Heavy water is H3O... Duterium Oxide. It has an extra Hydrogen atom in the molecule. Simple.



Beaverton

Hydrogen comes in three forms. The regular version has one proton and no neutrons. Deuterium has 1 neutron; tritium has 2. They're two and three times as heavy as regular hydrogen. Tritium is rare, but you can get water which has a significant proportion of deuterium in it. It's about 10% heavier than regular water. More importantly, those neutrons keep the water from absorbing extra neutrons from a nuclear reaction. Water is used as a moderator in nuclear power plants. When an atom decays, it releases neutrons, and if those neutrons hit another atom, it can cause further decays. That's the chain reaction. But the neutrons must be slowed down (moderated) to be useful; otherwise, they just zip off without encountering other atoms. If you use light water in the reactor, it absorbs some of the neutrons it's supposed to be slowing down. That means you have to use fissile material which produces more neutrons. That's expensive enriched uranium. Enriched uranium is also dangerous, because it can be used to make bombs.
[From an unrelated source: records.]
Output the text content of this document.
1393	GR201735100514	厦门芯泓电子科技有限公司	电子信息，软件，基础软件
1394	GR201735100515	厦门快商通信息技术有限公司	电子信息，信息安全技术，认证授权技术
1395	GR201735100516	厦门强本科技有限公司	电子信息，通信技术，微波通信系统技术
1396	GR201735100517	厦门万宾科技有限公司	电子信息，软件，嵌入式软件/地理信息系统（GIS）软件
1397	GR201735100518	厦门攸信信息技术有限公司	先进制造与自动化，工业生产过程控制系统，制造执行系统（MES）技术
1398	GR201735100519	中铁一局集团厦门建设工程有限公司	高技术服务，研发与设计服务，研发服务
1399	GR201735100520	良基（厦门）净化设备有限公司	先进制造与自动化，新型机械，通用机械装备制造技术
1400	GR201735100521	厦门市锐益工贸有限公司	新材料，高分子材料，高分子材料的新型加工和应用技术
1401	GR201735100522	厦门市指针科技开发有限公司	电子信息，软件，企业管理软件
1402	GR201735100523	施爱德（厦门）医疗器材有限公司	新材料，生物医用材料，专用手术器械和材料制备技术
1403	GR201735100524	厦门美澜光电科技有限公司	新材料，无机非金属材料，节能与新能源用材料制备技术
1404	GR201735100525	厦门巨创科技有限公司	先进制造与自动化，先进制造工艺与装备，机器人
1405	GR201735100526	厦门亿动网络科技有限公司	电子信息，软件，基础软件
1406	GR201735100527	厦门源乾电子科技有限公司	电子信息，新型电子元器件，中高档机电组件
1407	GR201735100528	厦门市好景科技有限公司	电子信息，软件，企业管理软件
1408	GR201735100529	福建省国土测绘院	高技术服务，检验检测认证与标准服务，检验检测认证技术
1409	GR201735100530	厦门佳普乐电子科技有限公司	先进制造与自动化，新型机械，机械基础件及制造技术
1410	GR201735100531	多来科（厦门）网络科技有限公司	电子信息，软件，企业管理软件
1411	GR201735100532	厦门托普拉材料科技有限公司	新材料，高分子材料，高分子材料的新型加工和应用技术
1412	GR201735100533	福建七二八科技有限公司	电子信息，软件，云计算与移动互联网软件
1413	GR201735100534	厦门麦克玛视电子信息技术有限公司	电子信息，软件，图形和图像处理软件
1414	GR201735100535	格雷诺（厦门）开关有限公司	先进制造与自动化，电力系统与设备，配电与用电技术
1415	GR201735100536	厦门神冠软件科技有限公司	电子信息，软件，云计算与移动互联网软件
If you use heavy water instead, you can get away with less-enriched uranium. The operating costs are roughly the same; there are so many factors going into the cost of operating a atomic adeptness factori that the choice cognizant of reactor has more grate on nerves do alongside other factors than the price in the know about the inputs or the cartouche. You listen a lot about heavy water reactors broach the news because it's the array in on thing we fundament safely account to Iran added to North Korea to produce atomic power without having the facilities to refine uranium referring to bombs.



Bucksport

You need a larger scale to weigh the..."heavy" water some of which is in the..."light water"! Hummmm!